İranın İsraile karşı olan tutumu ekonomik ambargo ile sınırlı kalmadı. İran, bölgede ve özellikle İslam aleminde lider pozisyona gelmek için Mısırın İsrail politikalarını eleştirmeyi bir gelenek haline getirdi. Bununla da yetinmeyerek uzun menzilli Şahap füzelerini geliştirmeye başladı.
Bu füzeler şu an için toplam 4 model. Şahap 1in ve Şahap 2nin menzilleri İsraile ulaşmazken Şahap 3 ve Şahap 4 İsraile ulaşmakla kalmayıp menzili Avrupayı içine almaktadır. Şahap 3, Kuzey Kore yapımı karadan karaya Nodong Füze sistemleri örnek alınarak yapıldı. Likid yakıtla çalışan Şahap 3ün menzili 1300 km., ağırlığı 800 kg., saatte 7000 km hızla gidebiliyor. Şahap 4 ise Şahap 3ten farklı olarak Rus teknolojisinden yararlanılmış, 2000 km menzili olan Şahap 4, nükleer savaş başlığı taşıyabilecek şekilde üretiliyor. Savunma Sanayi uzmanları, İranın 2010 yılında Amerika Birleşik Devletlerini menziline alabilecek Şahap 5 füzelerini yapabileceklerini söylüyorlar.
İsrail, İranın nükleer savaş tehlikesine karşı kendi savunmasını eskiye oranla daha da geliştirdi. İsrail Savunma Sanayinde Arrow (Hetz) Anti-balistik füze sistemleri geliştirildi. Kod adı HOMA yani Sur olan Arrow füze sistemleri İsrailin 3 yerinde konuçlanmış bulunuyor; bunlar Haifa, Tel-Aviv ve Palmahim askeri üsleri. İsrail, Arrow füzelerinin bir üst modelini yani Arrow 2yi de geliştirdi. Bu füze sesin hızından tam 9 kat daha hızlı hareket edebilme becerisine ve 50.000 metre yüksekliğe ulaşma kapasitesine sahip.
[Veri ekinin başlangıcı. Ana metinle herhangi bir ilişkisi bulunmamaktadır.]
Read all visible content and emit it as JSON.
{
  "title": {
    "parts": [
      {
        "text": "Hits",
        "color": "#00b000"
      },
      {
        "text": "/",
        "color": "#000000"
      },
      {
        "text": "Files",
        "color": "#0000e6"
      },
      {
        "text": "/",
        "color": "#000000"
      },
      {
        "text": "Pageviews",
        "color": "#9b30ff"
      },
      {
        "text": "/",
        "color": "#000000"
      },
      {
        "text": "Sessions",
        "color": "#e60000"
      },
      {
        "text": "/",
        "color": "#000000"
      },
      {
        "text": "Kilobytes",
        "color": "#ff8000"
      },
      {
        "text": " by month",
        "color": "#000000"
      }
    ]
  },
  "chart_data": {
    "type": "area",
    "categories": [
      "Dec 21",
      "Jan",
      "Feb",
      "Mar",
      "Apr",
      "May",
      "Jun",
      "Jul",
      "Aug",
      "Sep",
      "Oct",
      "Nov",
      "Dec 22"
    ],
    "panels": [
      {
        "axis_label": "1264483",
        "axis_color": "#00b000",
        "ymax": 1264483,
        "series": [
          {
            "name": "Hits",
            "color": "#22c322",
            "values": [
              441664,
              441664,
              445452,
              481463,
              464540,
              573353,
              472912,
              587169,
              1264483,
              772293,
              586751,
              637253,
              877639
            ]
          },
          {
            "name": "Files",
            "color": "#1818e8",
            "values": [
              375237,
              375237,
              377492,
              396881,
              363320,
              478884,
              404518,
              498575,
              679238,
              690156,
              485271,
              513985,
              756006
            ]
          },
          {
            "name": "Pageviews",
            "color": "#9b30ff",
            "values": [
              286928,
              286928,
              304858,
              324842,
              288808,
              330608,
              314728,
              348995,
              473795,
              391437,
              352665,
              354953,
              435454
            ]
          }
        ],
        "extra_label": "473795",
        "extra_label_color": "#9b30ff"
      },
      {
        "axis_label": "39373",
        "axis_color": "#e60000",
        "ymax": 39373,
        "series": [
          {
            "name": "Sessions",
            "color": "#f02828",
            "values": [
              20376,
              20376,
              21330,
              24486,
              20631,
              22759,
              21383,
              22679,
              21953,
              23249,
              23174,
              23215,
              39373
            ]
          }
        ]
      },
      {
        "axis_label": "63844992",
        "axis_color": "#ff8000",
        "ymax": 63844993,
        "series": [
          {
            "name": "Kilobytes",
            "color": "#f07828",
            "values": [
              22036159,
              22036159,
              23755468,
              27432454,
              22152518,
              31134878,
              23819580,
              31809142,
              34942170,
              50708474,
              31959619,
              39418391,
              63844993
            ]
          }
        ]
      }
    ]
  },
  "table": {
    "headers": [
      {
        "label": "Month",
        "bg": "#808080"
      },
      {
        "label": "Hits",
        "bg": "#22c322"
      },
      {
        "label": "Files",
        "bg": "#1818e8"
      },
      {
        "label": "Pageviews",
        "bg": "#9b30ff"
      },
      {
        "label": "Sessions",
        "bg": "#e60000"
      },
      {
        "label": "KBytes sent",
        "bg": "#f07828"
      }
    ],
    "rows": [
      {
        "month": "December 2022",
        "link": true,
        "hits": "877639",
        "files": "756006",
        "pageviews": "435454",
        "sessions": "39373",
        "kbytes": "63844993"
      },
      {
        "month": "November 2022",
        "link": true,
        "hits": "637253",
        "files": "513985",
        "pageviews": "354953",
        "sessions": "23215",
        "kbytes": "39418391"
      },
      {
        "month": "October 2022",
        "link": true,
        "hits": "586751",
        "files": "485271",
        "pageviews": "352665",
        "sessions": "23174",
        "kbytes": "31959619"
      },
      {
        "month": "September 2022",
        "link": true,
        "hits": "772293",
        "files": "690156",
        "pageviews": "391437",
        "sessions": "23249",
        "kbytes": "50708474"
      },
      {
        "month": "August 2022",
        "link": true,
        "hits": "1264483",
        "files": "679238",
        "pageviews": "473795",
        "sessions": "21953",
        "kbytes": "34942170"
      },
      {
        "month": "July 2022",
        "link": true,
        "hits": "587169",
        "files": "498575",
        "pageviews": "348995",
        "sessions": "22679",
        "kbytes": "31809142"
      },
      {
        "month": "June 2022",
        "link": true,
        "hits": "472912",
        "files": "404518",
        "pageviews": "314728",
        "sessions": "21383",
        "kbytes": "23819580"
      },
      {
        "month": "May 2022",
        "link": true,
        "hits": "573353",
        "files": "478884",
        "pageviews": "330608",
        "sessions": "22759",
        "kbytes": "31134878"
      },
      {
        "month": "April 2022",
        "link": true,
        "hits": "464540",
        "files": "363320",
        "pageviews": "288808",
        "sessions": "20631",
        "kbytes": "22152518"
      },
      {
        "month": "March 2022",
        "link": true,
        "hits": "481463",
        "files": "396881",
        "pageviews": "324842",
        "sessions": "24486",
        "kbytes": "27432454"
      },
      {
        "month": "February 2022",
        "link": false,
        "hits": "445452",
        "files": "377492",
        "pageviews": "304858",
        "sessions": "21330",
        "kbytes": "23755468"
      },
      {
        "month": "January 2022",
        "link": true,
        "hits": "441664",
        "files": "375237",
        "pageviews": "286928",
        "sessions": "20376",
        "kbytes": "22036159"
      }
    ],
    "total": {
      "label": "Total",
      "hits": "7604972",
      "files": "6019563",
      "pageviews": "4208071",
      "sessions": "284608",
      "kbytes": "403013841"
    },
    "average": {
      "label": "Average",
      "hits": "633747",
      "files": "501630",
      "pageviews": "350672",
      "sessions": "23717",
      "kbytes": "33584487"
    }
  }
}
Arrow 2, 27 Ağustos 2001, 16 Aralık 2003 ve 29 Haziran 2004teki bütün denemelerinde başarıya ulaştı.
İsrailin, kendi savunması ve bölgede varlığını tehdit eden güçlere karşı kendi stratejik balistik füzesini, Jerichonun en üst modeli olan Jericho 3ü de geliştirdiği söyleniyor. Fakat bu bilgiler İsrail Ordusu ve Savunma Bakanlığı tarafından doğrulanmadı. Jericho 3ün, 4800 km. menzile sahip ve nükleer savaş başlığı taşıyabilir durumda üretildiği söyleniyor. Ancak, bilindi gibi, İsrail, nükleer kapasitesinin ne olduğu konusunda dünyadaki hiçbir ülkeye ve Birleşmiş Milletlere bir bilgi vermiyor ve nükleer silahının olup olmadığı konusundaki bütün soruları cevaplamaktan kaçınıyor.
İran Cumhurbaşkanının fanatik açıklamaları, İranın nükleer güç elde etmek için verdiği çabalar, Venezuela-İran yakınlaşması ve İran-Kuzey Kore yakınlaşması, ABDnin şimşeklerinin İran üzerine çekilmesi için yeterli sebep teşkil ediyor. Beyaz Saray Sözcüsü Scott McClellan, "Bu, İranın nükleer eğilimleri konusundaki düşüncelerimizin altını çizdi" dedi.
ABD Başkanı George W. Bushun Şer Ekseni konuşmasından yola çıkarak, Ortadoğunun uzun vadede daha da karışabileceğini ve İranın zamanla daha da sivri politikalarını göreceğimizi düşünüyorum. Ahmedinecad hükümeti, Hatemi hükümetinin nispeten daha ılımlı çizgisine uzak politika güttüğü sürece uluslararası izolasyona ve Amerikanın "Containment Policy" yani çevreleme politikasına maruz kalmaya mahkumdur.